Preparing to perform a manually simple but cognitively challenging procedure can be the difference between life and death for a patient requiring an emergent airway.
Enhancing Healthcare Team Outcomes
The emergent cricothyroidotomy is not a complicated procedure from a technical standpoint. However, from a cognitive perspective, it may be prohibitive to the unprepared team. To perform this procedure successfully, it must involve an interprofessional team that includes physicians, nurses, and respiratory therapists. Before attempting intubation in a presumed difficult airway, the physician should announce to everyone involved in patient care that there is a potential need for emergent cricothyroidotomy. Often, this may include marking landmarks on the patient's neck. Announcing the potential for cricothyroidotomy eliminates the cognitive barriers before the procedure becomes required. All interprofessional team members must utilize open communication with the rest of the team as the patient's status changes.
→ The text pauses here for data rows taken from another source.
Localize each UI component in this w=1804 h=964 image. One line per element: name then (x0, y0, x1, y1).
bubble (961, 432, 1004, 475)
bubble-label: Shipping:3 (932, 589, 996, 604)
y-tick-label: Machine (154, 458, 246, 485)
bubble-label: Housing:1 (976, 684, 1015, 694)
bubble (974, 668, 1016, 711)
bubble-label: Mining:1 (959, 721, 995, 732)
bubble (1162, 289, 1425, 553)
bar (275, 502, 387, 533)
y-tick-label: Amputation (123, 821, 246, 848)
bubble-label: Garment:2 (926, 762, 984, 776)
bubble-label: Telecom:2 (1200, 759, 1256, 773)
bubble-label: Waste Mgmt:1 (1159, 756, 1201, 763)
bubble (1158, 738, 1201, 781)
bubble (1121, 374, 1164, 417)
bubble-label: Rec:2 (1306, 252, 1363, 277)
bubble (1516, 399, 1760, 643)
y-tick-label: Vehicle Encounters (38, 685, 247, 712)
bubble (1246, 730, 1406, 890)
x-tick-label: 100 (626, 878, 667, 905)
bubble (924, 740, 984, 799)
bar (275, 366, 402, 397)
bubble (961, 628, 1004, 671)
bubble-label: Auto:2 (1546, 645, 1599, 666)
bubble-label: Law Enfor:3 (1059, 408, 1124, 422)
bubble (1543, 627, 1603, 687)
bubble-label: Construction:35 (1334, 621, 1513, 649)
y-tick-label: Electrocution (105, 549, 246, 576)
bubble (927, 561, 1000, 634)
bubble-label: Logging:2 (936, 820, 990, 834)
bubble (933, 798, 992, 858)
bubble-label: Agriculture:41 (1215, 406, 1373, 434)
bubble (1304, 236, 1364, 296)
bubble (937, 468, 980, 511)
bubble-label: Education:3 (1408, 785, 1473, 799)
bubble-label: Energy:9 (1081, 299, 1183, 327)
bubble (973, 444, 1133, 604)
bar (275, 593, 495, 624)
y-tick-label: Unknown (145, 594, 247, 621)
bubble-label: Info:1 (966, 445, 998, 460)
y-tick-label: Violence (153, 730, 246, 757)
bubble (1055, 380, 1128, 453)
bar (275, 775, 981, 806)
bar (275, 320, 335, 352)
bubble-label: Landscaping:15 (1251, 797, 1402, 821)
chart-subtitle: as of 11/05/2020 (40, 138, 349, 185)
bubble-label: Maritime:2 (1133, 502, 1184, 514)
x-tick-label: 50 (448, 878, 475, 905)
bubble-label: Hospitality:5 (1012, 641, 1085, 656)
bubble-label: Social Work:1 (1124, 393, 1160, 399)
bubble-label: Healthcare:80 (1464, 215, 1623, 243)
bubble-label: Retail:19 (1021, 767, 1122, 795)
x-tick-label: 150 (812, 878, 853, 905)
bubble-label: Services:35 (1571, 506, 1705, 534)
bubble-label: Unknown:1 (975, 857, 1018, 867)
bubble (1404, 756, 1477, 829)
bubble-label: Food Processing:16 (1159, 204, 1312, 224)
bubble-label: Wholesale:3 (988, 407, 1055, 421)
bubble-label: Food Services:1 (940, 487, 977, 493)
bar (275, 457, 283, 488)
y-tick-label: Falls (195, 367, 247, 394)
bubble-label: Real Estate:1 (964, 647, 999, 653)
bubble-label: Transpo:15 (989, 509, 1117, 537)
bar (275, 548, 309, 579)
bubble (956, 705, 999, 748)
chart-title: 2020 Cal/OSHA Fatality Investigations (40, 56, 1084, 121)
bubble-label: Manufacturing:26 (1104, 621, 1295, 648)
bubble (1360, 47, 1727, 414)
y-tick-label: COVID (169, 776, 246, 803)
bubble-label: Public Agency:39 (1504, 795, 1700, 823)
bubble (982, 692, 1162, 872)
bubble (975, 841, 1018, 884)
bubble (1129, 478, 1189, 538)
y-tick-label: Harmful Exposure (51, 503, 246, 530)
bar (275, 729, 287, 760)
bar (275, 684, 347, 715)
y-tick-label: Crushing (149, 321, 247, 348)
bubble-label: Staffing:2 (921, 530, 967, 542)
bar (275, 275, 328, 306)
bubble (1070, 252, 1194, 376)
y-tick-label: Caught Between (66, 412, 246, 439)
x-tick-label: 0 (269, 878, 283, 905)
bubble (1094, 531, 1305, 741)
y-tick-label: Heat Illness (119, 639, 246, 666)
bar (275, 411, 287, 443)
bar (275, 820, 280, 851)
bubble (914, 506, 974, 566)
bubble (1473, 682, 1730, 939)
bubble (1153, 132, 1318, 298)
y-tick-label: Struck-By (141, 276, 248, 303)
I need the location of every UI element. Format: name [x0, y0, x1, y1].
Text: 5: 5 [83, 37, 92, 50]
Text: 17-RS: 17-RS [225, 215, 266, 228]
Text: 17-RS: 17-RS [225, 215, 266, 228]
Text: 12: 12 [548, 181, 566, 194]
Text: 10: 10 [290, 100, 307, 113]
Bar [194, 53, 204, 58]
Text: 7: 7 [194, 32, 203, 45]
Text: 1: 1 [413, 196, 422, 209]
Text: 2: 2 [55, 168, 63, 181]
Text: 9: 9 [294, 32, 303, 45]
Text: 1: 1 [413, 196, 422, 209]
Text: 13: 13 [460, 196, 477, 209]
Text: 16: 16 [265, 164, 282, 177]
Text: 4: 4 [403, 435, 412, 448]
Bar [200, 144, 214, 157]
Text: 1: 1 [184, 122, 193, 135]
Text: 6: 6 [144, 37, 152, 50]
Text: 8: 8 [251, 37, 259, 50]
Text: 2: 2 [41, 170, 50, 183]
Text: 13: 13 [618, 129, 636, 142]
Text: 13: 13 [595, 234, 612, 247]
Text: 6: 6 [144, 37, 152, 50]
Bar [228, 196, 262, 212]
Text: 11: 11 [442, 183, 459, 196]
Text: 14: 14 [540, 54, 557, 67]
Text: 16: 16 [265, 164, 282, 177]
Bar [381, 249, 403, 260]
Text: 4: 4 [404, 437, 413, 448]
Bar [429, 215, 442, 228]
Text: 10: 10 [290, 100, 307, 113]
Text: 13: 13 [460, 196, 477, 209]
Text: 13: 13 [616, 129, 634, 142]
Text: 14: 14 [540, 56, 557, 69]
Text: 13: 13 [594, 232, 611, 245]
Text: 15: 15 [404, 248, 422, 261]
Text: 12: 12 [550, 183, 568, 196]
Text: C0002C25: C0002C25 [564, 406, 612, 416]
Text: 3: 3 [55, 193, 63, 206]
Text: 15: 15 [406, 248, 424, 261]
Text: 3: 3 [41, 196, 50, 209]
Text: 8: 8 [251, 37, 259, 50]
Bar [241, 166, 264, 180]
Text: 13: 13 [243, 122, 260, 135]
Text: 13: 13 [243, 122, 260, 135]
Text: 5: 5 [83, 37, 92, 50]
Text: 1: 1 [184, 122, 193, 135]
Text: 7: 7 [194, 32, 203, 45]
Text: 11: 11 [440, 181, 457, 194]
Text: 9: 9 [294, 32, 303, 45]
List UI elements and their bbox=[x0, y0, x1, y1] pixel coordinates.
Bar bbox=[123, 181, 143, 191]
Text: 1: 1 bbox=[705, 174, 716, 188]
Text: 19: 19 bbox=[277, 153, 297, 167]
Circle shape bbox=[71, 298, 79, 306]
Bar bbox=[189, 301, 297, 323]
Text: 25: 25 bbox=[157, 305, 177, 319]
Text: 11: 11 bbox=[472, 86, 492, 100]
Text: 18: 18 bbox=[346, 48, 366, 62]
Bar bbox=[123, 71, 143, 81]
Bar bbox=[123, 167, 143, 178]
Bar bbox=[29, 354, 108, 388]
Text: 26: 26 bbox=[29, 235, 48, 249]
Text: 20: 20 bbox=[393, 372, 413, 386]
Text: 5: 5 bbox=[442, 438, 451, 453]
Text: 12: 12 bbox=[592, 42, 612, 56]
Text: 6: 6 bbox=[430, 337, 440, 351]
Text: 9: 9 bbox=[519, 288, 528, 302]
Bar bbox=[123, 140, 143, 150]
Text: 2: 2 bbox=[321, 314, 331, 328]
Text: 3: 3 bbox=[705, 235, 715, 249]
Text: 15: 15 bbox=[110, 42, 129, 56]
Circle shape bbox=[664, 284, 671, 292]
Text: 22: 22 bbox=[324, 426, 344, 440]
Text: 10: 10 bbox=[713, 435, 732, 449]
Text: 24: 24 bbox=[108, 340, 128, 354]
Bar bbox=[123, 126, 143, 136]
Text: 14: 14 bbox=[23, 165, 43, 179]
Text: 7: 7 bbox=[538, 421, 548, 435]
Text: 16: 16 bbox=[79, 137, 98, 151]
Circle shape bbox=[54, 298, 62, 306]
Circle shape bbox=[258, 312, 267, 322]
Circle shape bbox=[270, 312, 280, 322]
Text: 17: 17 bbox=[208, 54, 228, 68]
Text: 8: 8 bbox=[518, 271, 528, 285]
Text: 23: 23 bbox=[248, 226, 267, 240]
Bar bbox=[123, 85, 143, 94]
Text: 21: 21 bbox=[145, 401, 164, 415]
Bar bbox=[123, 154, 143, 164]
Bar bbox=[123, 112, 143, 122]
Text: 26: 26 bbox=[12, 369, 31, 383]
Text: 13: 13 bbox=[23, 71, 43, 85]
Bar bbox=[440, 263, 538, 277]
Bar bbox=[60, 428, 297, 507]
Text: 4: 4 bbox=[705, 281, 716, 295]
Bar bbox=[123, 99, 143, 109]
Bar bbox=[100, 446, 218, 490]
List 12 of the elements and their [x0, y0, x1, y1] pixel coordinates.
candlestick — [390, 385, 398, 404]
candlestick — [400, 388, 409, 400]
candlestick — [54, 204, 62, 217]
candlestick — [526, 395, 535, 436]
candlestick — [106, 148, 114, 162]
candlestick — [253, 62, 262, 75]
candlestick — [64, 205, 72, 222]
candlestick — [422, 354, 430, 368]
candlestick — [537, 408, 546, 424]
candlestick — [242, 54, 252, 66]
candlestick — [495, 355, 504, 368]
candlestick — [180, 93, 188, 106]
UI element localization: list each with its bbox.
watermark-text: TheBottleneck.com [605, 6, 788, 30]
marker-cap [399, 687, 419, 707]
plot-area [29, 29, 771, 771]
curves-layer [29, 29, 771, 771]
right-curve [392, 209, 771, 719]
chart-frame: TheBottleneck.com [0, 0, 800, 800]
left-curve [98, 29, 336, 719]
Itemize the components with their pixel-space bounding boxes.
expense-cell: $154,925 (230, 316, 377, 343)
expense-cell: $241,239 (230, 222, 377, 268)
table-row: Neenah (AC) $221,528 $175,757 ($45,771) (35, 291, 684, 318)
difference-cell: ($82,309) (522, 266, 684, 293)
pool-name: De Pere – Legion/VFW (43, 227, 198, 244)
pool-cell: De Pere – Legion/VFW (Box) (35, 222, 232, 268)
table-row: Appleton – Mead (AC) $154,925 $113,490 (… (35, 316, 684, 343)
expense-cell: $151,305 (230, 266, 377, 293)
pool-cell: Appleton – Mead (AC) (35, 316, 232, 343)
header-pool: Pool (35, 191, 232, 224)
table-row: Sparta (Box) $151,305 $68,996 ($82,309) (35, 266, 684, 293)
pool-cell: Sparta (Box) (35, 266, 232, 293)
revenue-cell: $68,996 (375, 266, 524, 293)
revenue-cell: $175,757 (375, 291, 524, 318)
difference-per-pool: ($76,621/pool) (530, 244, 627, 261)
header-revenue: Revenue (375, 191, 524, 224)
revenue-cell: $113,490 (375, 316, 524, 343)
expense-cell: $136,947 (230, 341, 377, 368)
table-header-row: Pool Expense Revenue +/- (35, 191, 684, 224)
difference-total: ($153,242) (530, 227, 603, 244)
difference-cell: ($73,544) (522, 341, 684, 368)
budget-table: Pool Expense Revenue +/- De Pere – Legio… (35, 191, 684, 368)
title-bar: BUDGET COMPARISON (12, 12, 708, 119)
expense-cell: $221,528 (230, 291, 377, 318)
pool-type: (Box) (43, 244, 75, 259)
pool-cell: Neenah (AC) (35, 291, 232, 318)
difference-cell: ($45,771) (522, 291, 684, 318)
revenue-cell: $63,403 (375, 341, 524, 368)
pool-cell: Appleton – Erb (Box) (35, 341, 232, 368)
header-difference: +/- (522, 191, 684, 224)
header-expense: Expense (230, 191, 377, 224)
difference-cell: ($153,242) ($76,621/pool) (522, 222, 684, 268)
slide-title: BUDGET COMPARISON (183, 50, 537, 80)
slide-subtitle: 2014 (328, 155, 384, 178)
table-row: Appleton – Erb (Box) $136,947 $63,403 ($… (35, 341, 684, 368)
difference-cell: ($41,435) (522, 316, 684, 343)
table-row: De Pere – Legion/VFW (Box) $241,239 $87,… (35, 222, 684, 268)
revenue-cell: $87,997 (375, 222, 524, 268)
Interprofessional coordination will enhance patient outcomes. [Level 5]
The American College of Surgeons recommends the emergent cricothyroidotomy as the airway of choice in the can't intubate, can't ventilate situation. As per the Advanced Trauma Life Support guidelines, the "...surgical cricothyroidotomy is preferable to a tracheostomy for most patients who require the establishment of an emergency surgical airway, because it is easier to perform, associated with less bleeding, and requires less time to perform than an emergency tracheostomy."
Media
(Click Image to Enlarge)
Anatomy and Airway Framework of the Neck. This image illustrates the anatomy and the framework of the airway in the neck region. The cricothyroid membrane is located between the thyroid cartilage superiorly and the cricoid cartilage inferiorly. The cricothyroid membrane must be identified by palpation of the surrounding cartilaginous structures.